Welche Auswirkungen hatte das Hochwasser auf den See?
Normalerweise entsteht durch das Abpumpen von Grundwasser ein Trichter, in den das Kerosin gezogen wird. Der Mechanismus funktioniere wegen des Hochwassers derzeit nicht, erklärte Shell-Sprecher Constantin von Hoensbroech dem GA. Deshalb habe Shell erst 100.000 Liter Öl abgepumpt.

Wie ist die Häufung der Leckagen zu erklären?
"Genau diese Frage stellen wir uns auch", so von Hoensbroech. Bislang gebe es dazu noch keine Ergebnisse. Insgesamt entstanden neben dem Kerosin-See im vergangenen Jahr fünf Leckagen im Godorfer Werk. Eine Gefährdung Dritter habe es dort nicht gegeben.

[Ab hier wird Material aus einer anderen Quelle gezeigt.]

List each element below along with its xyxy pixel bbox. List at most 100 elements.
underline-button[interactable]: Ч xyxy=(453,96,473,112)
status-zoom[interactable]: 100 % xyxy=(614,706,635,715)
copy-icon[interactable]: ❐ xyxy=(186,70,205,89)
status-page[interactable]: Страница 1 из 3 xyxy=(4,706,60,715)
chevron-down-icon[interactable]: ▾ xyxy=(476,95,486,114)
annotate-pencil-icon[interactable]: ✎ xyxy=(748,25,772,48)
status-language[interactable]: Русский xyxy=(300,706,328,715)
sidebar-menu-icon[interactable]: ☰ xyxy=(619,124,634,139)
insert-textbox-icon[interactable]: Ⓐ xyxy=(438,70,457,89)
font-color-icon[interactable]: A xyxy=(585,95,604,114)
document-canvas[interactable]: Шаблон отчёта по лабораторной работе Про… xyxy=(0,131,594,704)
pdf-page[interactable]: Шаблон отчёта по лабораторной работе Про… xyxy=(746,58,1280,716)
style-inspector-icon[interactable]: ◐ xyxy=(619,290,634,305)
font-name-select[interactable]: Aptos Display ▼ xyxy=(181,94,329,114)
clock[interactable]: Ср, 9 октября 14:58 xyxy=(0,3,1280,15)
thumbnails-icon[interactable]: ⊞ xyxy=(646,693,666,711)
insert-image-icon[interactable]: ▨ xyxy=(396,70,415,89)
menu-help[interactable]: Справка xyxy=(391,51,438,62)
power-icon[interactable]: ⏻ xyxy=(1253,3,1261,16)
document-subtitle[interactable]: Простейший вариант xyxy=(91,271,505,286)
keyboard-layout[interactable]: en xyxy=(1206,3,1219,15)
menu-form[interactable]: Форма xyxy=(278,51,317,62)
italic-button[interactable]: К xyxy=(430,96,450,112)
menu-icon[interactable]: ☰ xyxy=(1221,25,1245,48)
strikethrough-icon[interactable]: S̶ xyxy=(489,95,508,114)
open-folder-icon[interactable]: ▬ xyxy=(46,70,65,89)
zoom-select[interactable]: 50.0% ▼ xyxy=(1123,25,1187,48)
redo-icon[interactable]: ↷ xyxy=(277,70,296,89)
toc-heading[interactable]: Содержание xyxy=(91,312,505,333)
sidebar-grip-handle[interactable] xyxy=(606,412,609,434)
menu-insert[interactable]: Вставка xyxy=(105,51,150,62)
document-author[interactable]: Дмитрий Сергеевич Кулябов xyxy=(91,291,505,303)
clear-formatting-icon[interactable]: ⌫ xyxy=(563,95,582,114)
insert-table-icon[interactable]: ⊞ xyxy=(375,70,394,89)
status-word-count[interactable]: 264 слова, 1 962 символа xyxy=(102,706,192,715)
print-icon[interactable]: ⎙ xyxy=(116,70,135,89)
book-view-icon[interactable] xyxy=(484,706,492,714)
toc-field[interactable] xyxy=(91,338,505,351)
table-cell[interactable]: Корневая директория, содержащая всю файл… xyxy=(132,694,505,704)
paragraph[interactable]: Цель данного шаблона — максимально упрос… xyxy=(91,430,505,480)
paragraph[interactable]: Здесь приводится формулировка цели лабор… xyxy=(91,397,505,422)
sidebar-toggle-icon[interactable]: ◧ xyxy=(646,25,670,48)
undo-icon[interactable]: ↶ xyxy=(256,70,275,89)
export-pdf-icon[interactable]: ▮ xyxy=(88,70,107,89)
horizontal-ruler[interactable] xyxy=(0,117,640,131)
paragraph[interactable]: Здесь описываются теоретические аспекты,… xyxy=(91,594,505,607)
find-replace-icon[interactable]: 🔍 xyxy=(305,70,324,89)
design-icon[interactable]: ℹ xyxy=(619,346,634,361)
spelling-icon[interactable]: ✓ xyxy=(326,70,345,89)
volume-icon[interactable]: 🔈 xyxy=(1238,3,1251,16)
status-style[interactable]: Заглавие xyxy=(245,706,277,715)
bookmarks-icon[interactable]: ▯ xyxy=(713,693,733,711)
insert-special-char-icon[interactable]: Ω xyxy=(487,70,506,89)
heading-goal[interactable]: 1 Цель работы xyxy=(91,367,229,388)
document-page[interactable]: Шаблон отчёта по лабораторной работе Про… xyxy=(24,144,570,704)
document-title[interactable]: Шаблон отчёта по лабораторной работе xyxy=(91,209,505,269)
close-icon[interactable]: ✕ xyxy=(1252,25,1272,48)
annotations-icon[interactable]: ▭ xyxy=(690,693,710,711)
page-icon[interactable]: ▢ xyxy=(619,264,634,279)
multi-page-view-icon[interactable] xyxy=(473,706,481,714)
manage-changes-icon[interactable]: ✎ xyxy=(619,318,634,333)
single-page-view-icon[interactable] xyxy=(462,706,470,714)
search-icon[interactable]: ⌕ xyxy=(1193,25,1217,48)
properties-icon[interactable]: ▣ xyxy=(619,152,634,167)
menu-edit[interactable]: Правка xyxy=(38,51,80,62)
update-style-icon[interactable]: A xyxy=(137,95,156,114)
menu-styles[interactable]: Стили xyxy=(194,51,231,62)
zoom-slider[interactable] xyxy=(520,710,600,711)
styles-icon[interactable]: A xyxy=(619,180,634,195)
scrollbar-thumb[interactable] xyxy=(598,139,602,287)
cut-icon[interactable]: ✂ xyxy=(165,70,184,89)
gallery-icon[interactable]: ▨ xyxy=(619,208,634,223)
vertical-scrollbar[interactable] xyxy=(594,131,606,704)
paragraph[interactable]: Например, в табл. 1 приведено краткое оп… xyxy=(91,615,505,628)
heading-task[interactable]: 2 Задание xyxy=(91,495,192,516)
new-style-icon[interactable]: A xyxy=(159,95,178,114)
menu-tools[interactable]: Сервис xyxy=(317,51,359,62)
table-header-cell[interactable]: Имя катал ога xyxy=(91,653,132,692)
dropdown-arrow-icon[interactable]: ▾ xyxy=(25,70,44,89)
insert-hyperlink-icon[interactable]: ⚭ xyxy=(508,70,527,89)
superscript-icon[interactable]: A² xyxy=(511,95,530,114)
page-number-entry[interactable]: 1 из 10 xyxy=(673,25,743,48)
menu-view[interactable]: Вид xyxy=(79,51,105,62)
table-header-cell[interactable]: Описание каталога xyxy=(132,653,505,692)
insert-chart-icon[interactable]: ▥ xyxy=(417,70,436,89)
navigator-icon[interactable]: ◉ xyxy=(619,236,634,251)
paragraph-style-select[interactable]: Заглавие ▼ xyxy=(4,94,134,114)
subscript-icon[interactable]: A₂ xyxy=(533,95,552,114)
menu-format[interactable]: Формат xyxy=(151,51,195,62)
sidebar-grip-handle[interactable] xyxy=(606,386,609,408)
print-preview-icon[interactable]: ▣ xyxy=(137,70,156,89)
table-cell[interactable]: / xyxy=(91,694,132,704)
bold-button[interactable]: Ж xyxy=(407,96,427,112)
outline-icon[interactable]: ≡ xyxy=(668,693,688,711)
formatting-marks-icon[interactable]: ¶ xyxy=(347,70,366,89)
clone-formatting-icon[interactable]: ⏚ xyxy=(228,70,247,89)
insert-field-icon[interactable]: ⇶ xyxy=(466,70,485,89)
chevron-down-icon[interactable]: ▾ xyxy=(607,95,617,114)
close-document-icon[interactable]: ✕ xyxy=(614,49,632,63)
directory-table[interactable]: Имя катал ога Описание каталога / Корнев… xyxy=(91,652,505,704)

Warum werden die Rohre nicht alle durch moderne doppelwandige ersetzt?
Gudrun Both vom Landesministerium für Klimaschutz sagte: "Es wäre wünschenswert, dass Shell die Rohre in Wesseling austauscht." Dies könne jedoch nicht eingefordert werden, da es für alte Leitungen einen "Bestandsschutz" gebe. Viele Bürger wie Beate Schultz aus Urfeld konnten dieses Vorgehen nicht verstehen: "Dass wir alle moderne Autos fahren, dagegen aber 70 Jahre alte Rohre, die schädigende Stoffe transportieren, so lange unter der Erde liegen dürfen, ist nicht hinnehmbar."